The organization awarded the whistleblower its Sean MacBride Peace Prize "for his courageous actions in revealing information about US war crimes."
Manning was arrested in May 2010 after allegedly leaking more than 250,000 U.S. diplomatic cables, 400,000 U.S. Army reports about Iraq and another 90,000 about Afghanistan, as well as the material used in the “Collateral Murder” video produced by WikiLeaks. The video footage showed the the July 12, 2007, Baghdad airstrike and the 2009 Garani airstrike in Afghanistan.
Manning has been detained since his arrest, first in Kuwait, then in solitary confinement at the Marine Corps Brig in Quantico, Va., and then, after human rights groups protested his prison conditions, at a medium-security military prison at Fort Leavenworth, Kan.
Manning pleaded not guilty in February to 10 of the 22 charges, which could carry a sentence of up to 20 years.

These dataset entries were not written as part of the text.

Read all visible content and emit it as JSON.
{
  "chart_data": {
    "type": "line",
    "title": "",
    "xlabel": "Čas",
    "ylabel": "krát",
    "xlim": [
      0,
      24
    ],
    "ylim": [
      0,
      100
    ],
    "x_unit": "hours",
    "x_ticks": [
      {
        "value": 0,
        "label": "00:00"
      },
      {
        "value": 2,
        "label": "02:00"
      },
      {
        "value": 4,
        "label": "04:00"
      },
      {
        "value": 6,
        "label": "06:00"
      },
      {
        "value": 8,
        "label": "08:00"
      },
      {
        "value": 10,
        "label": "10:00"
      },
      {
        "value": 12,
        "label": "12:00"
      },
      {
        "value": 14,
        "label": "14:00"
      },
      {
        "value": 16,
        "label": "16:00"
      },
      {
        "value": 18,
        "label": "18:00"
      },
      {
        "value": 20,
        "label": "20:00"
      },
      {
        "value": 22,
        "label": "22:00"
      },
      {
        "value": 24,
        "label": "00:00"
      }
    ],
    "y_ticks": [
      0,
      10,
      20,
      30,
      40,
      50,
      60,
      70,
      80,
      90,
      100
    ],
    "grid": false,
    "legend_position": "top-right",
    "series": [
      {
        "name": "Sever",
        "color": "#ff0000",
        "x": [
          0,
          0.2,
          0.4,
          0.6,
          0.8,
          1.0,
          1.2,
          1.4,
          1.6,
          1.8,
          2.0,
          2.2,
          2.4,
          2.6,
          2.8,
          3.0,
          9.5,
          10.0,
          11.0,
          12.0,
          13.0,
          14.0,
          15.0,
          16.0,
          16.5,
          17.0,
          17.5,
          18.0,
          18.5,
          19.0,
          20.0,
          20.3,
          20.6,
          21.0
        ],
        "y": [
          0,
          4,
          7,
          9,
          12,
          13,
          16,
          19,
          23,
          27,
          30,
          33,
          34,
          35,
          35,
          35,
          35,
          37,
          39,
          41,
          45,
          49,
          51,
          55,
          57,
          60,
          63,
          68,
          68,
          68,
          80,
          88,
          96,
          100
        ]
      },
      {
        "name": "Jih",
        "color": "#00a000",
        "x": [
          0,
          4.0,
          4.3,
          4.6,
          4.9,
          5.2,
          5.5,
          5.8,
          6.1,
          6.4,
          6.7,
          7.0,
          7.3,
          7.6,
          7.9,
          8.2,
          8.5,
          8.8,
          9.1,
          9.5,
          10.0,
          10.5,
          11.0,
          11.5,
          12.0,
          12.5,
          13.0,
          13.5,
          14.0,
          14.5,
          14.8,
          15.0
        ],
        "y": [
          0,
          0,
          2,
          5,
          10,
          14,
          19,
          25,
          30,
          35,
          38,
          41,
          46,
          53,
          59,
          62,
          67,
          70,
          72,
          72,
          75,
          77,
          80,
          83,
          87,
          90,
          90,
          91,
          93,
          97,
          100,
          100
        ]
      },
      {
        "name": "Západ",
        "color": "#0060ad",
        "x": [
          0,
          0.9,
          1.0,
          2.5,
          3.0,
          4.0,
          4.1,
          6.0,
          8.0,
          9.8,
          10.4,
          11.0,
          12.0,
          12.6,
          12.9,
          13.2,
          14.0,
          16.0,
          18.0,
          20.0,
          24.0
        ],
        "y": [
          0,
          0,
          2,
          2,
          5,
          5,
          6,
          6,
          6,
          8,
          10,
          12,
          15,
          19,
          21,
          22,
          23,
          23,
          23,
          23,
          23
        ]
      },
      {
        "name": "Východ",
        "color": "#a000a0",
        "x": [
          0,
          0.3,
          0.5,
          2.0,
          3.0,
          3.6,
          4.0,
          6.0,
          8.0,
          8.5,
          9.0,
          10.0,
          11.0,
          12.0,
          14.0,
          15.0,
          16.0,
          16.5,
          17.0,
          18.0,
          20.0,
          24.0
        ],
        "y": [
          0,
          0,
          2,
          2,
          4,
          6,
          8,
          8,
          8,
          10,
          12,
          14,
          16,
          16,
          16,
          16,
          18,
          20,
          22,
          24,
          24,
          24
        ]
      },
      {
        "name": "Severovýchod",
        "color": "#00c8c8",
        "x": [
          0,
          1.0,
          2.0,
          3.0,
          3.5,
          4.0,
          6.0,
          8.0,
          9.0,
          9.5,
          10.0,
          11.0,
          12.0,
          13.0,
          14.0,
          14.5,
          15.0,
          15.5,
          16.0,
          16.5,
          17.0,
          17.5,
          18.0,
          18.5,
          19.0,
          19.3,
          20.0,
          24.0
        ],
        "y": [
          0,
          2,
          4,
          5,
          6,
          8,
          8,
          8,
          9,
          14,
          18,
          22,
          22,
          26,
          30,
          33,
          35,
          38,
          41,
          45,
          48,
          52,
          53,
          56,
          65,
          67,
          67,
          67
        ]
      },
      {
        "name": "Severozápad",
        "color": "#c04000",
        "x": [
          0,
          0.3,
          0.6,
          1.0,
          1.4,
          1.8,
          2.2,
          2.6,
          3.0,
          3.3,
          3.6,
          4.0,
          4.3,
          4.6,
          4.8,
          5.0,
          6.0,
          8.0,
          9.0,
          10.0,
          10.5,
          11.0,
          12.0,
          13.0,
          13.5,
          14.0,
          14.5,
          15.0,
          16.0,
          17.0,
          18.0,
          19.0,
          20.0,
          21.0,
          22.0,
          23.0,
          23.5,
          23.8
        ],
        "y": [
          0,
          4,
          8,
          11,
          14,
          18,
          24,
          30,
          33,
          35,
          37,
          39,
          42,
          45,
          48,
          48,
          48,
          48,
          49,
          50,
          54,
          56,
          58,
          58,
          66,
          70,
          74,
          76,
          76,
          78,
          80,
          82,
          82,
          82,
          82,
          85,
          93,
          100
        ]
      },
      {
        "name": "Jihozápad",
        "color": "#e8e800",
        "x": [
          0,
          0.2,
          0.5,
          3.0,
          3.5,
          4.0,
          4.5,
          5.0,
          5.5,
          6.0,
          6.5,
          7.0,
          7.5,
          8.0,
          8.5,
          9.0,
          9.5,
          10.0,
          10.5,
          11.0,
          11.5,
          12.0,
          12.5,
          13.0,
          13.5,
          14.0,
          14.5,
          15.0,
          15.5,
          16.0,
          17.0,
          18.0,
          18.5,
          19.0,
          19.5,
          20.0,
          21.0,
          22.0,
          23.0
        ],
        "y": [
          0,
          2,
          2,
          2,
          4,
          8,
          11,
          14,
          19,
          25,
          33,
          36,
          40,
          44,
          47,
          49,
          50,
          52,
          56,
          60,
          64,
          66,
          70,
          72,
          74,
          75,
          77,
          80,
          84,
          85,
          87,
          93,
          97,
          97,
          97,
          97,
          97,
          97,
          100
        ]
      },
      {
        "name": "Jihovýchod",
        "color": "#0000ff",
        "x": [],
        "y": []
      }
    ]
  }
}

His trial is now nearing the end.
International Peace Bureau co-president Tomas Magnusson, in a news release, said, “Among the very highest moral duties of a citizen is to make known war crimes and crimes against humanity. This is within the broad meaning of the Nuremberg Principles enunciated at the end of the 2nd World War. When Manning revealed to the world the crimes being committed by the US military he did so as an act of obedience to this high moral duty."